Reading Angelic Mistakes: the Art of Thomas Merton, edited by Roger Lipsey (2006). The heart of the book is the collection of images of Merton’s inkbrush work, with selected passages from his writings. The untitled art works are expressionist, and towards the end of Merton’s life, despite the increasing influence of Eastern thought, his work still reflected the untrained dilettante working for his own creativity.

One can see why, as editor Lipsey notes, these works should remain fairly obscure except for Merton devotees. Although born of artist parents, Merton had no formal training and nearly despaired of attempting to work out a theory of art within his Catholic tradition, which did not address non-religious art, especially not expressionist or modern.

Not until the mid-sixties did two confluences encourage Merton: his achievement of hermit status, with his own quarters as a hermit, and his discovery of Zen calligraphy and D. T. Suzuki.
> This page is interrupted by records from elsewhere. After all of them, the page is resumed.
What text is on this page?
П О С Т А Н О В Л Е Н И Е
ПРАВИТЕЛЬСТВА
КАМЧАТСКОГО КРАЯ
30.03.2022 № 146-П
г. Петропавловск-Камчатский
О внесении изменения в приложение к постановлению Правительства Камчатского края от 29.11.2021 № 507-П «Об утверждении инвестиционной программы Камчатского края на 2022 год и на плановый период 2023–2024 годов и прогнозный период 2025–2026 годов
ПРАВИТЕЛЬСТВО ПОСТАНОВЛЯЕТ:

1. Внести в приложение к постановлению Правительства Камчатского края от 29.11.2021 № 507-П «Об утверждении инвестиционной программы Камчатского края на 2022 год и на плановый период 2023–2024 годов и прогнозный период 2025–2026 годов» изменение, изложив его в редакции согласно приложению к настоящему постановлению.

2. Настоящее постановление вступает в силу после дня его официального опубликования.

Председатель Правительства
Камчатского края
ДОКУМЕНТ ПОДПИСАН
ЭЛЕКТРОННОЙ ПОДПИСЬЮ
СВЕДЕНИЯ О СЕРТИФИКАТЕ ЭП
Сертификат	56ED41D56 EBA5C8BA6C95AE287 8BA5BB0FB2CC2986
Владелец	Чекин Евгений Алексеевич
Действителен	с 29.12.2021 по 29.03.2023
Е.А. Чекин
As to Merton’s hermit status, Lipsey concludes: “It was the solitude of the hermitage. Had there been no hermitage, there would have been no art.” As to the influence of Zen on his art, Merton described his works as “neither rustic nor urbane, Eastern nor Western, perhaps can be called … Zen Catholicism” — here using Aelred Graham’s famous book title.
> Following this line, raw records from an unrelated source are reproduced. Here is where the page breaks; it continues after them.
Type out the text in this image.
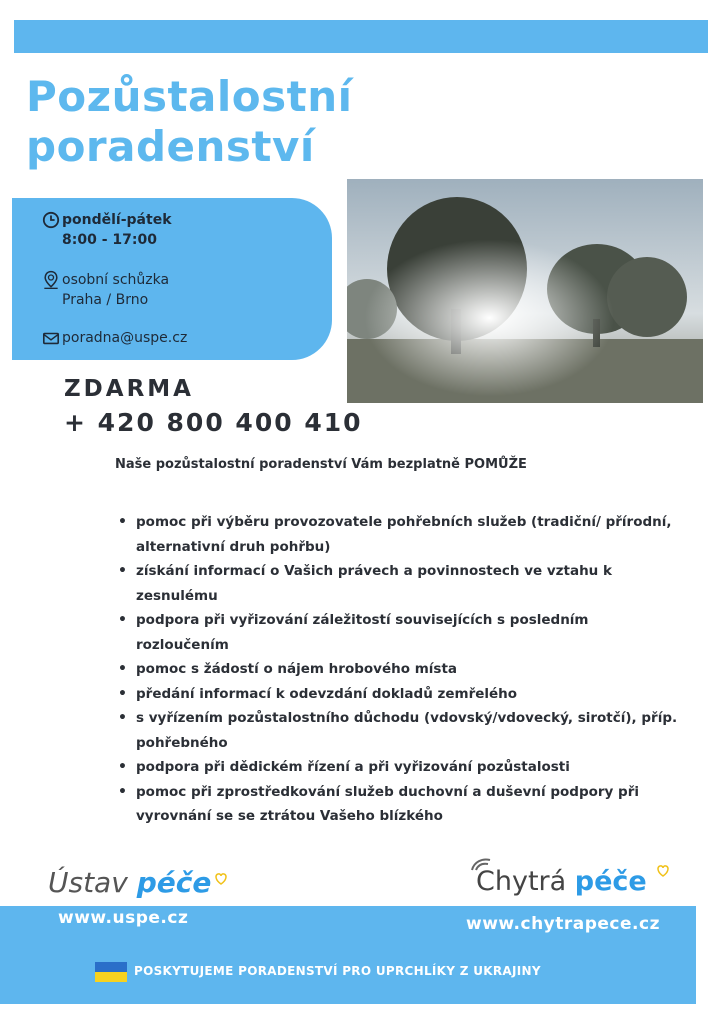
Pozůstalostní
poradenství
pondělí-pátek
8:00 - 17:00
osobní schůzka
Praha / Brno
poradna@uspe.cz
ZDARMA
+ 420 800 400 410

Naše pozůstalostní poradenství Vám bezplatně POMŮŽE

• pomoc při výběru provozovatele pohřebních služeb (tradiční/ přírodní, alternativní druh pohřbu)
• získání informací o Vašich právech a povinnostech ve vztahu k zesnulému
• podpora při vyřizování záležitostí souvisejících s posledním rozloučením
• pomoc s žádostí o nájem hrobového místa
• předání informací k odevzdání dokladů zemřelého
• s vyřízením pozůstalostního důchodu (vdovský/vdovecký, sirotčí), příp. pohřebného
• podpora při dědickém řízení a při vyřizování pozůstalosti
• pomoc při zprostředkování služeb duchovní a duševní podpory při vyrovnání se se ztrátou Vašeho blízkého
Ústav péče	Chytrá péče
www.uspe.cz	www.chytrapece.cz
POSKYTUJEME PORADENSTVÍ PRO UPRCHLÍKY Z UKRAJINY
The book does not delve into the effect of being a hermit (well, Merton was never completely a hermit) on Merton’s art, but choice passages from his writings do show this effect. “It is true,” Merton wrote in his Turning Towards the World, “places and situations are not supposed to matter. This one [referring to his hermitage] makes a tremendous difference. Real silence. Real solitude. Peace.” So much so that in the Notebooks, Merton came to refer to his sessions working on art as “collaborations with solitude.”

The presence of Zen in his awareness was transformative, and we will never know how far Merton would have taken it. It was certainly transformative for his creativity: “What really matters to me is meditation — and whatever creative work really springs from it,” he wrote in The Other Side of the Mountain.

Zen and his Christianity, Zen and his creativity, Zen and his whole personality — this was uppermost in his last years. Merton nearly predicted where he was going: “Suddenly there is a point where religion becomes laughable. Then you decide that you are nevertheless religious.”